Antiplatelet therapy following TAVI: time to randomise.

Following the introduction of transcatheter aortic valve implantation (TAVI), it is now possible to treat elderly patients with severe aortic stenosis and a high surgical risk. This advancement in interventional cardiology has led to increased survival, health status and quality of life. However, as with many invasive interventional procedures, TAVI is associated with the risk of cerebral embolisation and consequent ischaemic cerebrovascular events with possible neurological impairment. The risk estimates of post-procedural stroke associated with TAVI vary from 1.5 to 10 % and have been reported both early and late after the procedure.
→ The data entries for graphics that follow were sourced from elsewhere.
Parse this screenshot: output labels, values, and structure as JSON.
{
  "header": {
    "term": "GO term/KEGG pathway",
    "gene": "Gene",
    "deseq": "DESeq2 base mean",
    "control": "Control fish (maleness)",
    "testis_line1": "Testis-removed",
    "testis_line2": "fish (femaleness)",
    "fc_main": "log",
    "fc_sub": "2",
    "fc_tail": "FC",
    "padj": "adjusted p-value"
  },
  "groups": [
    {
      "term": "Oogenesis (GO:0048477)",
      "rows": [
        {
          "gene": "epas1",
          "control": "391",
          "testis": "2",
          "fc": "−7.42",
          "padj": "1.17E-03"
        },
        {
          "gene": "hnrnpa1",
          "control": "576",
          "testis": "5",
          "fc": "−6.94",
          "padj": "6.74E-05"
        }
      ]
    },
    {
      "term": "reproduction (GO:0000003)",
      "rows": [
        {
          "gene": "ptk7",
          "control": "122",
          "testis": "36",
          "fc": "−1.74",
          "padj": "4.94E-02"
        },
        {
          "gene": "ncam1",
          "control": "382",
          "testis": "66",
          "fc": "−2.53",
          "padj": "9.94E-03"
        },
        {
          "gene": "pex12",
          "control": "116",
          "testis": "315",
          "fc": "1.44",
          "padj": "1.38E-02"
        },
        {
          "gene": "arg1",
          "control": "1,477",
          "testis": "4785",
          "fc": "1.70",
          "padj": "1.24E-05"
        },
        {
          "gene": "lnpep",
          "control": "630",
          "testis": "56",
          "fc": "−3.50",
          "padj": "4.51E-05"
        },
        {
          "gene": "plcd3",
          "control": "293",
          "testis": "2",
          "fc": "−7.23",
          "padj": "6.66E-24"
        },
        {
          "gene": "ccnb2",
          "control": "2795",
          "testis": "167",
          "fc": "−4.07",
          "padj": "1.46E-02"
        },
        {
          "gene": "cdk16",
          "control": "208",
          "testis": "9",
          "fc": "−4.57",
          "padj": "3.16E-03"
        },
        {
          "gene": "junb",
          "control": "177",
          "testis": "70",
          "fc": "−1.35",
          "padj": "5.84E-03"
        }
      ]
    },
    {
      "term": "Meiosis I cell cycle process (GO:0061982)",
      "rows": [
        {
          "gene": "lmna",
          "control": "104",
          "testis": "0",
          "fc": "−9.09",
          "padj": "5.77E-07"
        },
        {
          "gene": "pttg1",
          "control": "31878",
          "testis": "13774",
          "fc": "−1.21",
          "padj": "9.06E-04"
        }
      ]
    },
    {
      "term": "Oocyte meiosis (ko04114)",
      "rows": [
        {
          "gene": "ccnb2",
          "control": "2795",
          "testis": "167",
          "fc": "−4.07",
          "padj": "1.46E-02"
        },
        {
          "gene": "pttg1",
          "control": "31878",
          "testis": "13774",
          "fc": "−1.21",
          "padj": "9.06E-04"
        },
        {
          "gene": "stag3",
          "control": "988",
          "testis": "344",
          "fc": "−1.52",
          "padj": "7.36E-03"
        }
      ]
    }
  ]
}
In the PARTNER Cohort B study, the Canadian multicentre TAVI registry and the study by Nuis et al., about 50 % of the stroke events occurred more than 24 h post-procedure [1]. In addition to clinically overt stroke, asymptomatic silent cerebral infarcts have been frequently observed on MRI, with a prevalence ranging from 62 to 93 % [2]. Although asymptomatic, accumulating evidence implicates that these silent cerebral infarcts are related to risk of future stroke, cognitive decline, dementia, and depression. Whether stroke occurs due to incomplete endothelialisation of the valve or by new onset of silent atrial fibrillation is unknown. Early post-procedural stroke (<24 h) is more likely the result of embolisation during valve implantation.

Given this high incidence of cerebral events, adequate anticoagulation is probably required both during the procedure and in the following months. However, the exact regimen of anticoagulation involves a clinical dilemma with the therapeutic potential of reducing ischaemic complications at the expense of increasing the bleeding risk. The overall incidence of bleeding following TAVI has been reported in 41 % of the patients in the meta-analysis conducted by Généreux et al., of which 16 % were life-threatening [3]. It is important to bear in mind that life-threatening bleeding is associated with a six- to nine-fold increase in 30-day mortality after procedure and acts as an independent predictor of 1-year mortality [4]. Therefore, for clinical decision-making on antithrombotic treatment, it is important to find a balance between prevention of ischaemic complications and avoidance of bleeding risk.

The recently published study by Nijenhuis et al. addresses this clinical dilemma regarding decision-making on anticoagulation treatment of elderly patients treated with TAVI [5]. As pointed out by the authors, the current European and American guidelines merely provide recommendations based on retrospective registries. The European Society of Cardiology guidelines recommend a combination of low aspirin and a thienopyridine early after TAVI, followed by aspirin or a thienopyridine alone. In those cases where there is an indication for treatment with vitamin K antagonists, such as in atrial fibrillation, a combined treatment of vitamin K antagonist and aspirin or a thienopyridine is in general installed. However, the guidelines do not provide any recommendations on the duration of dual antiplatelet therapy (DAPT).

As observed in the survey undertaken in the Netherlands, a wide heterogeneity in the duration of dual antiplatelet therapy (DAPT) and loading dose of clopidogrel was noted. In two-thirds of the centres (n = 9) DAPT was prescribed for 3 months. In one centre, where only transapical TAVI is performed, no concomitant clopidogrel was prescribed at all. The duration of concomitant clopidogrel was dependent on the type of prosthesis in only two centres according to the recommendations of the respective manufactures, 6 months versus 3 months for supra-annular Core Valve™ and intra-annular prostheses (e.g. SAPIEN™, JenaValve), respectively. Whether the decision on the duration of concomitant clopidogrel and its loading dose indeed should be dependent on the valve type (SAPIEN™ or Medtronic Core Valve™) or procedural approach (transfemoral or apical) has not been described in the literature. Moreover, clinical decision-making becomes more complex in circumstances where there is a high bleeding risk, PCI (<1 year) prior to TAVI, triple therapy pre-TAVI and new-onset atrial fibrillation. This is nicely illustrated in the survey of the participating centres showing different approaches to these scenarios.

In conclusion, the appropriate regimen of antiplatelet and anticoagulant therapy following TAVI is undefined and warrants the conduction of randomised controlled trials for clinical decision-making in this steadily growing patient population.